The result is a clever reimagined street food with a kaleidoscope of textures and flavors — served at a food truck that has become one of the hottest restaurants in North Seattle.
A surprise culinary hit, the concept was conceived by Mukilteo chef Adrian Ramirez and Seattle brewery owner Barry Kinter.
Ramirez had been bouncing around town with his trompo cart in tow when he noticed that Project 9 Brewing had space for a taco truck but didn’t have its own kitchen. The two struck a deal in fall 2023 and an al pastor taco special was born.
But Kinter, who has a soft spot for Korean barbecue, soon figured that it was time to pivot, since Seattle has become oversaturated with al pastor taco slingers flooding street corners already in the past year.
“There’s a lot of similarities in flavors with Mexican and Korean food — both like bold flavors and spicy things, and tacos are a great fit for a brewery,” said Kinter, who met his wife in Seoul, where he taught English.
Kinter and his wife, Keunae Lee Kinter, cajoled Ramirez to tweak Korean family recipes, combining them with his Mexican cuisine. Mexican Seoul launched this January — and they hit the jackpot. The truck goes through two hives of pork on a busy day, with each spit consisting of about 70 stacked slabs of gochujang-tinged pork shoulders.
When no pork remains on the spit, people in line make do with chicken or beef tacos. The grilled ginger pollo can be stringy and dry, but that kalbi asada is more than a consolation prize.
The nubbins of chopped sirloin, well-browned and perfumed with smoke from the charbroil grill, hold their own with the al pas-Kor — whether wrapped in a tortilla or found in a bibim rice bowl that gets topped with a fried egg. But it’s best served as koji asada fries.
The chef covers the mound of crinkle fries in kimchi-pico de gallo and a lava of queso and crème that has been infused with Korean sour and spicy flavors. A riff on a SoCal taco truck staple, this cheffy take might be the best asada fries in Seattle.
But make no mistake: The queue — up to 45 minutes long on weekends — is for the pork tacos. Each gets a heap of bulgogi that’s been seared long enough for the surface to caramelize, served in a two-ply tortilla that’s been warmed in the rendered pork fat until slightly blistered. It’s more filling than the usual street taco, a good deal at four bucks.
Unlike a traditional al pastor taco, which typically receives just a few raw onions, cilantro and a squeeze of lime, this fusion version is aggressively seasoned and meant to be augmented with lots of foliage from the salsa bar.
You can make the taco fiery with the soy pickled jalapeños and with a douse of both chipotle gochujang and spicy poblano hot sauces. Or you can cut into the meat’s richness with a dollop of kimchi-pico de gallo, some pickled purple cabbage and a squirt of salsa verde.

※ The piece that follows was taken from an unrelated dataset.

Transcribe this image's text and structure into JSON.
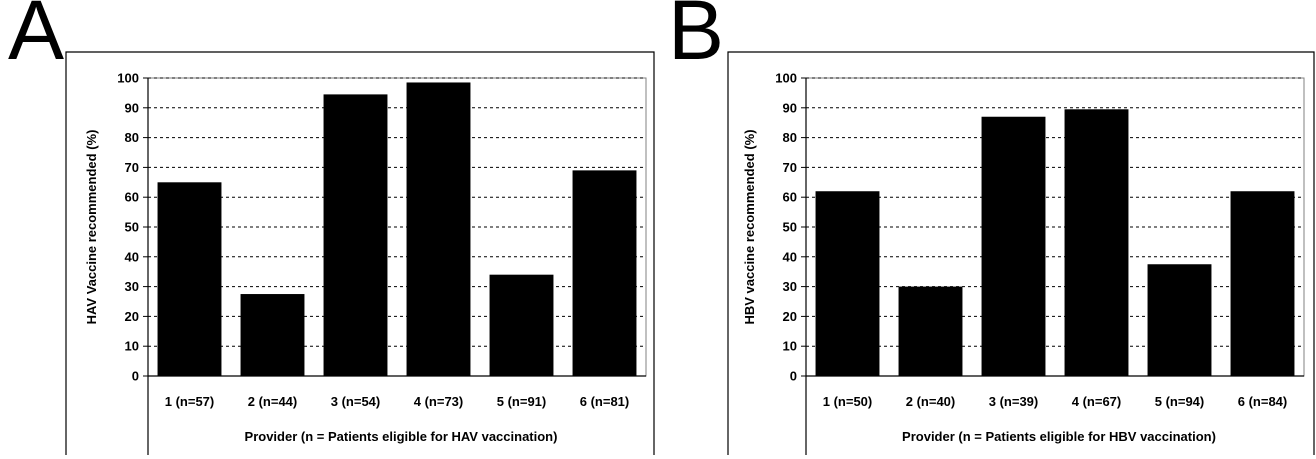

It’s a perfectly solid taco. But better is the Vampiro version, a cheesy, crunchier take on its popular street-style taco. It features pork splayed on a sheen of melted Monterey Jack cheese that’s been caramelized onto a corn disc to create a Maillard reaction like one you’d get from a good Detroit-style pizza crust. The fried cheese mimics the intense, savory essence of miso, and with bulgogi and masa, it makes for one of the better Korean tacos I’ve had north of Los Angeles.
Just remember to leave enough room in front of your car to brake in time if you drive to this taco truck.